Pacientes devem saber exatamente o potencial da substância em
estudo. Devem ser livres para entrar e sair de estudos e nunca podem ser
forçados ou manipulados. A transparência deve ser total. Dados devem
publicados, avaliados, hipóteses testadas repetidamente por diferentes grupos.

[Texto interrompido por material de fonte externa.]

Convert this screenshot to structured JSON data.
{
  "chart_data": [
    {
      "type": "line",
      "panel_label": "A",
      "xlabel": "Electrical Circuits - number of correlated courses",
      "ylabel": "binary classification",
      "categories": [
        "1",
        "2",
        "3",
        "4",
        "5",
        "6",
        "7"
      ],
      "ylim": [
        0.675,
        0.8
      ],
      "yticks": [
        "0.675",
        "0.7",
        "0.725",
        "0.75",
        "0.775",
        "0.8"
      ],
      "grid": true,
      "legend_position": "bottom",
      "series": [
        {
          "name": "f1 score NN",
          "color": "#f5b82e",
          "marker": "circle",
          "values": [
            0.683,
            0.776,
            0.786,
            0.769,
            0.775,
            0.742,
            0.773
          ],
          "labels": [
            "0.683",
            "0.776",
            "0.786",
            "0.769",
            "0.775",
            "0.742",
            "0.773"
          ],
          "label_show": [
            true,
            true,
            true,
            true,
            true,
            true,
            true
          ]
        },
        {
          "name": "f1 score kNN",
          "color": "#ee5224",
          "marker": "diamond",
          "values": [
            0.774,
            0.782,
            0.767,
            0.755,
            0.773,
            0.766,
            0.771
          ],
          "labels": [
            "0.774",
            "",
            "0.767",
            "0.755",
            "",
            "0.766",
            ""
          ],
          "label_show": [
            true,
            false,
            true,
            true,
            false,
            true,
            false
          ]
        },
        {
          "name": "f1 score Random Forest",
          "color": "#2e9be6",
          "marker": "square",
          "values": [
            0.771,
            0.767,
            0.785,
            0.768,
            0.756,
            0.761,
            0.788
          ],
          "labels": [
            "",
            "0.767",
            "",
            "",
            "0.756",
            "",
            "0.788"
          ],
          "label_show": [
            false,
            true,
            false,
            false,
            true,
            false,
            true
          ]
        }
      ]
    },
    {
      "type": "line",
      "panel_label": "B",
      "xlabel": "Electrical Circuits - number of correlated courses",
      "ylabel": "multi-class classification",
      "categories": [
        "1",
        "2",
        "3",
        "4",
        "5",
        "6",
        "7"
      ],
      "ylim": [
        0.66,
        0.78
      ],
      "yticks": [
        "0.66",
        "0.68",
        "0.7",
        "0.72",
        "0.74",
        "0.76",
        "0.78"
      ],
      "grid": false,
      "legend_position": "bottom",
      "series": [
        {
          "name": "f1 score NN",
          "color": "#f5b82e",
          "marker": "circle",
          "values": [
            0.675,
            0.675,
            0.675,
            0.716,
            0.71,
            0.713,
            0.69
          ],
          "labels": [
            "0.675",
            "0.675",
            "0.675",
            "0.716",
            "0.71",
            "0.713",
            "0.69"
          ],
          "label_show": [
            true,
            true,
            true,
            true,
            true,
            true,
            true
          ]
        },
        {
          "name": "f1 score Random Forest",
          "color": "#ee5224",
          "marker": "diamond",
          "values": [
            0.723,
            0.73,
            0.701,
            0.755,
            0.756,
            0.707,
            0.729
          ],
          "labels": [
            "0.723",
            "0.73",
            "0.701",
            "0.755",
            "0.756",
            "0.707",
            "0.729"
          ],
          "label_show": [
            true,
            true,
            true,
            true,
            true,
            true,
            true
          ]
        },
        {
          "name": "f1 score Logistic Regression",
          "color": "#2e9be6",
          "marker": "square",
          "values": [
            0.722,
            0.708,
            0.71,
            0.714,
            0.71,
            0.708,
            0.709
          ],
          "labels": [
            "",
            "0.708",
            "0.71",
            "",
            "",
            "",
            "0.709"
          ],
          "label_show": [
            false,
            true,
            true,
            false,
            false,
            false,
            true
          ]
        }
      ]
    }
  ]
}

Cientistas sérios apresentam suas conclusões e suas dúvidas em
congressos na frente de milhares de colegas que estão lá para aprender e para
questionar cada detalhe. Dados referentes a centenas ou milhares de pacientes
são necessários antes de declarar uma substância eficaz. Apelos emocionais
não são lançados para apoiar dados –pois emoções não apoiam dados e sim colocam
em questão sua qualidade e até sua própria existência. Do ponto de vista ético,
a fosfoetanolamina não pode ser considerada um remédio, pois ainda não passou
por todo esse processo.
A prática clínica e a pesquisa em biologia celular nos mostram
todos os dias o adversário que enfrentamos. Drogas que no laboratório parecem
funcionar e matam células cancerígenas podem não ser eficazes quando aplicadas
ao paciente. Drogas que são eficazes, muitas vezes, deixam de ser para um
paciente, pois o tumor se adapta, evolui e passa a resistir a elas. A
célula cancerígena é flexível e adaptável e pode escapar de um único remédio de
muitas maneiras diferentes.
Portanto, do ponto de vista científico, está claro que um
remédio nunca será "a cura do câncer". As declarações sobre a polivalência
da fosfoetanolamina, que age supostamente sobre qualquer tumor e em qualquer
cenário clínico (seja tumor localizado ou disseminado) não fazem sentido do
ponto de vista científico. Inibir o crescimento de células em laboratórios é
uma coisa, em seres humanos é outra.